Characteristics of XML
XML has a number of important characteristics (reprinted from
Professional Excel Development with permission from Addison Wesley):
- XML is a structured format,
which means that we can define exactly how the data is to be arranged, organized and expressed within the file. When we are given a file, we can validate that it conforms to a specific structure, prior to importing the data. As we know the structure of the file in advance, we know what it contains and how to process each item. Prior to XML, the only structure in a text file was positional – we knew the bit of text after the fourth comma should be a date of birth – and we had no way to validate whether it was a date of birth, or even a date, or whether it was in day/month/year or month/day/year order.
- XML is a described format,
which means that within the text file, every item of data has a name that is both human- and machine-readable as well as being uniquely identifiable.

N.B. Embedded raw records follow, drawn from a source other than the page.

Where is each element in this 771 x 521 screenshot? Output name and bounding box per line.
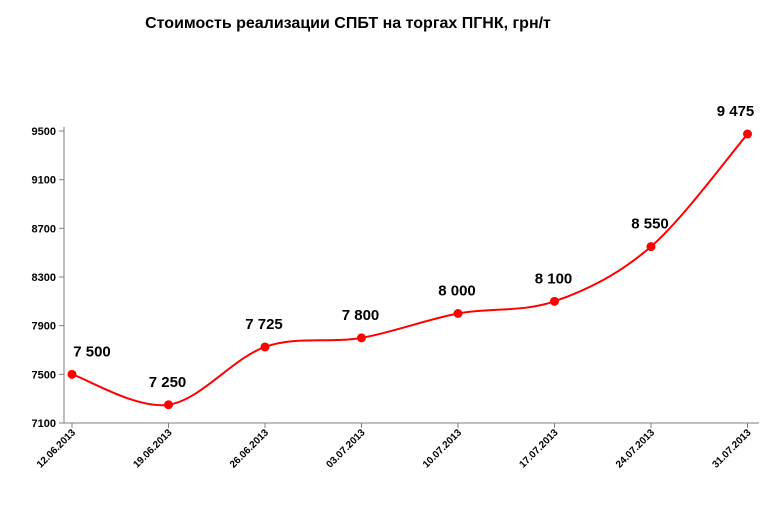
- series-layer: [67, 129, 752, 410]
- data-label: 8 000: [438, 283, 476, 300]
- y-tick-label: 7100: [32, 418, 56, 430]
- data-label: 9 475: [717, 103, 755, 120]
- data-point: [260, 342, 270, 352]
- data-point: [453, 309, 463, 318]
- chart-title: Стоимость реализации СПБТ на торгах ПГНК…: [145, 15, 551, 32]
- data-point: [550, 296, 559, 306]
- y-tick-labels: 7100 7500 7900 8300 8700 9100 9500: [32, 126, 56, 430]
- data-point: [67, 369, 77, 379]
- series-line: [71, 133, 749, 407]
- data-label: 7 500: [73, 343, 111, 360]
- data-labels: 7 500 7 250 7 725 7 800 8 000 8 100 8 550 9 475: [73, 103, 754, 391]
- data-label: 7 725: [245, 316, 283, 333]
- x-tick-labels: 12.06.2013 19.06.2013 26.06.2013 03.07.2013…: [35, 427, 754, 470]
- chart-axes: [59, 127, 759, 428]
- y-tick-label: 7500: [32, 369, 56, 381]
- data-label: 7 250: [149, 374, 187, 391]
- data-label: 8 100: [535, 270, 573, 287]
- y-tick-label: 7900: [32, 321, 56, 333]
- x-tick-label: 31.07.2013: [710, 427, 753, 470]
- x-tick-label: 24.07.2013: [614, 427, 657, 470]
- data-point: [646, 242, 656, 252]
- data-label: 8 550: [631, 216, 669, 233]
- x-tick-label: 19.06.2013: [131, 427, 174, 470]
- x-tick-label: 03.07.2013: [324, 427, 367, 470]
- data-point: [357, 333, 366, 343]
- x-tick-label: 26.06.2013: [228, 427, 271, 470]
- y-tick-label: 8700: [32, 223, 56, 235]
- x-tick-label: 10.07.2013: [421, 427, 464, 470]
- data-point: [164, 400, 173, 410]
- y-tick-label: 8300: [32, 272, 56, 284]
- x-tick-label: 17.07.2013: [517, 427, 560, 470]
- y-tick-label: 9100: [32, 175, 56, 187]
- data-label: 7 800: [342, 307, 380, 324]
- y-tick-label: 9500: [32, 126, 56, 138]
- data-point: [743, 129, 752, 139]
- x-tick-label: 12.06.2013: [35, 427, 78, 470]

We can open these files, read their contents and understand the data they contain, without having to refer back to another document to find out what the text after the fourth comma represents (and was that comma a separator, or part of the text of the second item?). Similarly, we can edit these documents with a fairly high level of confidence that we’re making the correct changes.

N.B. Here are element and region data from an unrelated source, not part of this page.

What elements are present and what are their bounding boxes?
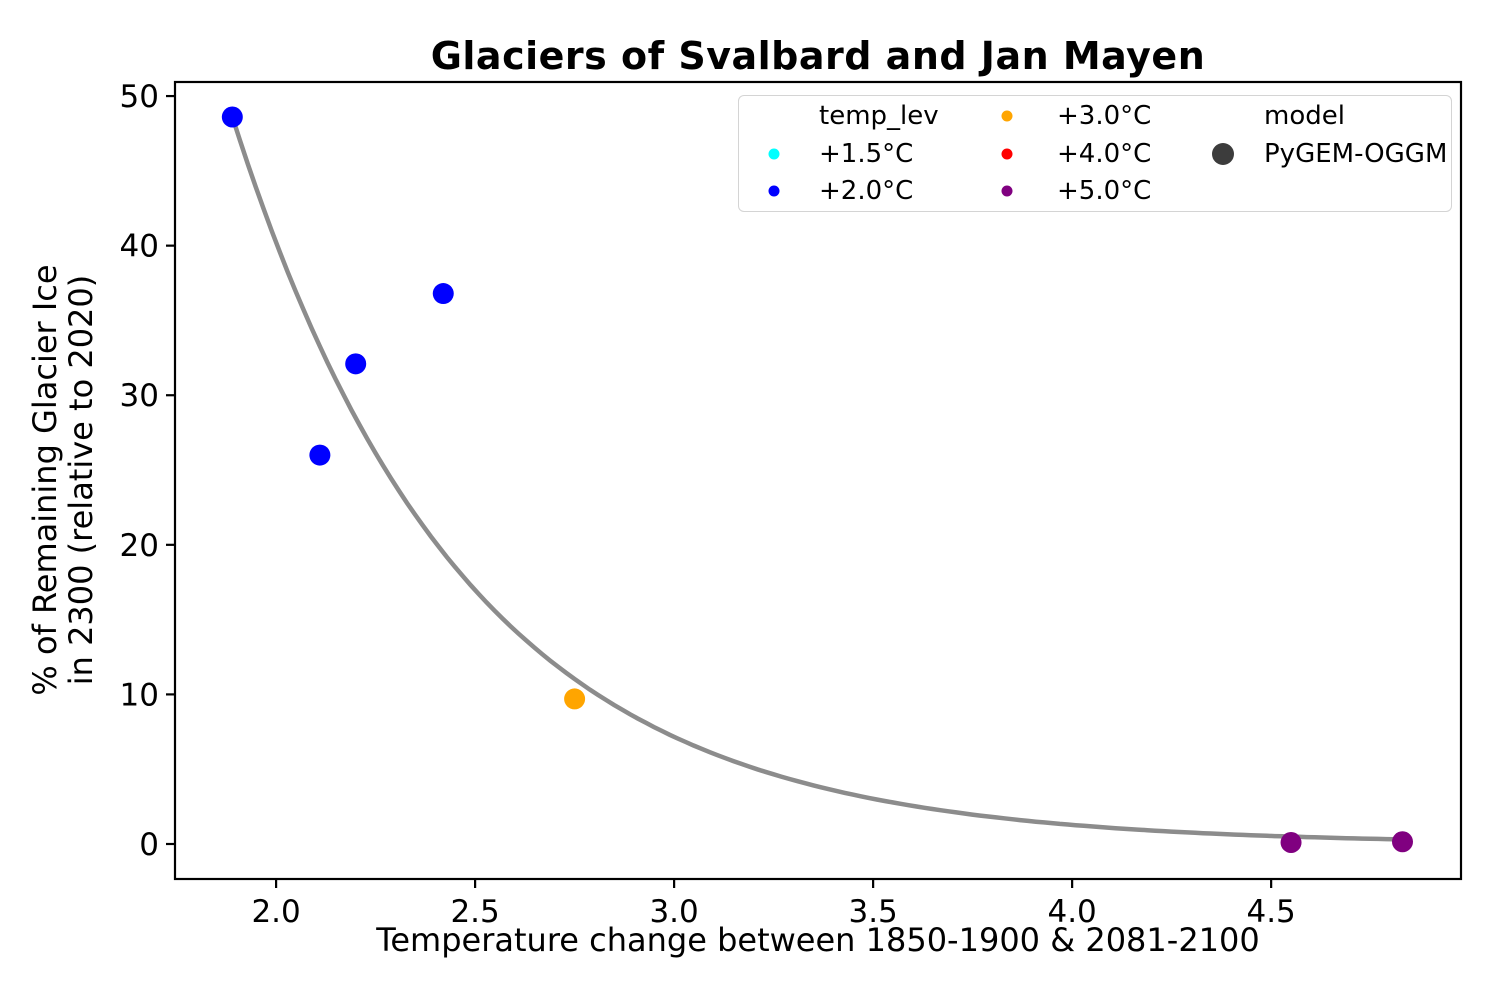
legend-entry-4-0c-marker-icon xyxy=(1001,148,1013,159)
legend-title-temp-lev: temp_lev xyxy=(819,101,939,131)
legend: temp_lev +1.5°C +2.0°C +3.0°C +4.0°C +5.0°C mo… xyxy=(738,95,1452,212)
trend-line xyxy=(229,113,1405,842)
x-tick-label: 2.5 xyxy=(450,894,499,930)
axis-spines xyxy=(173,80,1463,881)
legend-entry-3-0c-marker-icon xyxy=(1001,110,1013,122)
x-tick-label: 2.0 xyxy=(251,894,300,930)
scatter-point xyxy=(309,444,331,466)
scatter-point xyxy=(221,106,243,128)
scatter-point xyxy=(432,283,454,305)
y-axis-label: % of Remaining Glacier Ice in 2300 (rela… xyxy=(26,180,100,780)
legend-entry-2-0c: +2.0°C xyxy=(819,176,914,206)
y-tick-label: 10 xyxy=(120,677,159,713)
y-axis-label-line1: % of Remaining Glacier Ice xyxy=(26,264,64,696)
y-tick-label: 20 xyxy=(120,528,159,564)
legend-entry-5-0c-marker-icon xyxy=(1001,185,1013,197)
legend-title-model: model xyxy=(1264,101,1345,131)
legend-entry-4-0c: +4.0°C xyxy=(1057,138,1152,169)
scatter-point xyxy=(345,353,367,375)
y-tick-label: 40 xyxy=(120,229,159,265)
legend-entry-pygem-oggm-marker-icon xyxy=(1212,142,1234,165)
y-axis-label-line2: in 2300 (relative to 2020) xyxy=(62,274,100,686)
y-tick-label: 30 xyxy=(120,378,159,414)
legend-entry-3-0c: +3.0°C xyxy=(1057,101,1152,131)
legend-entry-pygem-oggm: PyGEM-OGGM xyxy=(1264,138,1448,169)
y-tick-label: 50 xyxy=(120,79,159,115)
chart-title: Glaciers of Svalbard and Jan Mayen xyxy=(430,34,1206,78)
x-tick-label: 3.0 xyxy=(649,894,698,930)
legend-entry-2-0c-marker-icon xyxy=(768,185,780,197)
y-tick-label: 0 xyxy=(139,827,159,863)
x-tick-label: 4.5 xyxy=(1246,894,1295,930)
scatter-point xyxy=(1391,831,1413,853)
x-tick-label: 3.5 xyxy=(848,894,897,930)
legend-entry-1-5c: +1.5°C xyxy=(819,138,914,169)
x-tick-label: 4.0 xyxy=(1047,894,1096,930)
x-axis-label: Temperature change between 1850-1900 & 2… xyxy=(376,921,1260,959)
scatter-point xyxy=(564,688,586,710)
scatter-point xyxy=(1280,832,1302,854)
legend-entry-5-0c: +5.0°C xyxy=(1057,176,1152,206)
legend-entry-1-5c-marker-icon xyxy=(768,148,780,159)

- XML can easily describe hierarchical data and the relationships between data.
If we want to import and export a list of authors, with their names, addresses and the books they’ve written, deciding on a reasonable format for a csv file is by no means straightforward. Using XML, we can define what an Author item is and that it has a name, address and multiple Book items. We can also define what a Book item it is and that it has a title, a publisher and an ISBN. The hierarchy and relationships are a natural consequence of the definition.
- XML can be validated,
which means we can provide a second XML file – an XML Schema Definition file – that describes exactly how the XML data file should be structured. Before processing an XML file, we can compare it with the schema to ensure it conforms to the structure we expect to receive.

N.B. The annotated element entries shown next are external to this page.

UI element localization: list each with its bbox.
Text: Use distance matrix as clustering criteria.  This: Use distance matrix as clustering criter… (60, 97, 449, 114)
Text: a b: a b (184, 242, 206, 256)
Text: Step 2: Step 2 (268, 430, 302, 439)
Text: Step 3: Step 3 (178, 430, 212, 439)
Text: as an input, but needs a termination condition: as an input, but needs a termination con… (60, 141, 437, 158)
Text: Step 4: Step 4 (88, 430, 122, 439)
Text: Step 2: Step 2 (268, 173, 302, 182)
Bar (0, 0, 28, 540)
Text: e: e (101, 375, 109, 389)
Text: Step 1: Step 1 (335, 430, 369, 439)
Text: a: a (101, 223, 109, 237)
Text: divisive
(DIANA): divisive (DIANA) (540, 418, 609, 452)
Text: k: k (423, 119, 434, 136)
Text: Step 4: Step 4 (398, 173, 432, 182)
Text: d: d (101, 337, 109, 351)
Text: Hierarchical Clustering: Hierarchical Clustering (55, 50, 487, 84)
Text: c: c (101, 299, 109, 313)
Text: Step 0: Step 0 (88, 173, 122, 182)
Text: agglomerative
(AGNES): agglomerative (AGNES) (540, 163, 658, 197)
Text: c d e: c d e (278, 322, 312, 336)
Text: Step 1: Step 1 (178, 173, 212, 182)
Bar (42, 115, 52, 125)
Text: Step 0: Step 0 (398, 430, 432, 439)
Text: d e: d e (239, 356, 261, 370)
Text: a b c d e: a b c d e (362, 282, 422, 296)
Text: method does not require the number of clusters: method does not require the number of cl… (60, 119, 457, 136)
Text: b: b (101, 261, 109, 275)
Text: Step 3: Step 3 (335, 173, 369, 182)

- XML is a discoverable format,
which means programs (including Excel 2003/2007/2010/2013) can parse an XML data file and infer the structure and relationships between the items. This means we can read an XML file, infer its structure and generate new XML data files that conform to the same structure, with a high degree of confidence the new XML data files will pass validation.
- XML is a strongly-typed format,
which means the schema definition file specifies the data type of each element. When importing the data, the application can check the schema definition to identify the data type to import it as. We no longer run the risk of the product code 01-03 being imported as a date.
- XML is a global format.
There is only one way to express a number in an XML file (with US number formats) and only one way to express a date. We no longer have to check whether a csv file was created with US or French settings and adjust our processing of it accordingly.
- XML is a standard format.
The way in which the content of an XML file is defined has been specified by the World Wide Web Consortium (W3C). This allows applications (including Excel 2003/2007/2010/2013) to read, understand and validate the structure of an XML file and create files that conform to the specified structure. It also allows different applications to read, write, understand and validate the same XML files, allowing us to share data between applications in an extremely robust manner.